Fortunately, Netanyahu seems unmoved by the protests (though not, of course, by the deaths of the six hostages). Crucially, he insists that Israel will not negotiate away its control of the Philadelphia Corridor which separates Gaza from Egypt and through which Hamas receives the supplies that enable it to wage war against Israel.
Netanyahu called this corridor “Hamas’s pipeline for oxygen and rearmament.” Therefore, he said, Israeli control is necessary “to ensure that we don’t have another October 7 and another October 7 and another October 7, as Hamas has promised to carry out.” I’ve yet to see anyone persuasively argue otherwise.
And fortunately, Netanyahu’s cabinet stands with him. With only one dissent, it voted to uphold his negotiating position.
The lone dissenter was Defense Minister, Yoav Gallant. He predicted that the cabinet will eventually come around to his view that Israel should give up control of the Philadelphia Corridor in exchange for the return of the hostages.
That’s Hamas’ hope, as well.
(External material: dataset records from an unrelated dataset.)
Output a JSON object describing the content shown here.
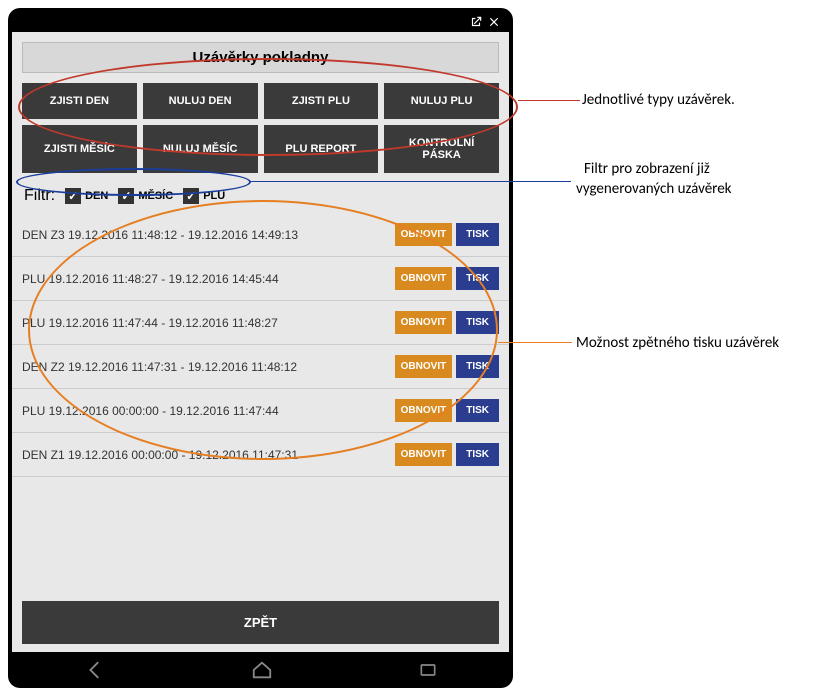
{
  "title": "Uzávěrky pokladny",
  "buttons": {
    "row1": [
      "ZJISTI DEN",
      "NULUJ DEN",
      "ZJISTI PLU",
      "NULUJ PLU"
    ],
    "row2": [
      "ZJISTI MĚSÍC",
      "NULUJ MĚSÍC",
      "PLU REPORT",
      "KONTROLNÍ PÁSKA"
    ]
  },
  "filter": {
    "label": "Filtr:",
    "items": [
      {
        "label": "DEN",
        "checked": true
      },
      {
        "label": "MĚSÍC",
        "checked": true
      },
      {
        "label": "PLU",
        "checked": true
      }
    ]
  },
  "rows": [
    {
      "text": "DEN Z3 19.12.2016 11:48:12 - 19.12.2016 14:49:13"
    },
    {
      "text": "PLU 19.12.2016 11:48:27 - 19.12.2016 14:45:44"
    },
    {
      "text": "PLU 19.12.2016 11:47:44 - 19.12.2016 11:48:27"
    },
    {
      "text": "DEN Z2 19.12.2016 11:47:31 - 19.12.2016 11:48:12"
    },
    {
      "text": "PLU 19.12.2016 00:00:00 - 19.12.2016 11:47:44"
    },
    {
      "text": "DEN Z1 19.12.2016 00:00:00 - 19.12.2016 11:47:31"
    }
  ],
  "rowButtons": {
    "obnovit": "OBNOVIT",
    "tisk": "TISK"
  },
  "backLabel": "ZPĚT",
  "annotations": {
    "types": "Jednotlivé typy uzávěrek.",
    "filter1": "Filtr pro zobrazení již",
    "filter2": "vygenerovaných uzávěrek",
    "reprint": "Možnost zpětného tisku uzávěrek"
  },
  "colors": {
    "red": "#c0392b",
    "blue": "#1a3d9c",
    "orange": "#e67e22"
  }
}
And if it keeps killing hostages and Israelis keep stupidly protesting against the government, Gallant’s prediction and Hamas’ hope may come true.
My hope, then, is that reports of an impending Biden-Harris administration final, “take-it-or-leave-it” ceasefire proposal to Hamas and Israel are correct. Presumably, one or both parties will reject that deal. Ideally, the U.S. would then bow out of the process, thereby diminishing the pressure on Israel to accept a bad deal. Israel could then continue the process of cutting off Hamas’ “oxygen” and exterminating its fighters and cutting off their “oxygen.”
But I have trouble believing that the alleged take-it-or-leave-it deal will be the Biden-Harris administration’s last bit of meddling in this war.
The whole thing is madness. The madness of the Democratic party (because let's face it its all them) is a given at this point and it has made Israel's task immeasurablu more difficult. But the madness in Israel? It's madness that Gallant can openly defy and attack and drum opposition to the policy of a government in which he serves. It's madness that Netanyahu's political rivals are drumming up public opposition and even calling for civil disobedience. I don't know why it is happening. I question whether Israel can survive when at least 40 percent of the country believes that Israel should essentially surrender to Iran/Hamas.
The anger of these protestors being directed at Netanyahu rather than Hamas is bizarre. Hamas could not have asked for a better outcome to their barbarity. For all the reasons you've articulated, this no doubt will give Hamas an added incentive to hang on and periodically kill hostages whenever it suits them. The irrationality and self-destructiveness of the new woke Left, as opposed to the older and more traditional Left, has apparently seeped into Israeli society. So sad. Also, another possible reason for Hamas killing these hostages as the IDF closed in might be to keep the six from telling the world all that they had to endure under Hamas captivity--especially the two women.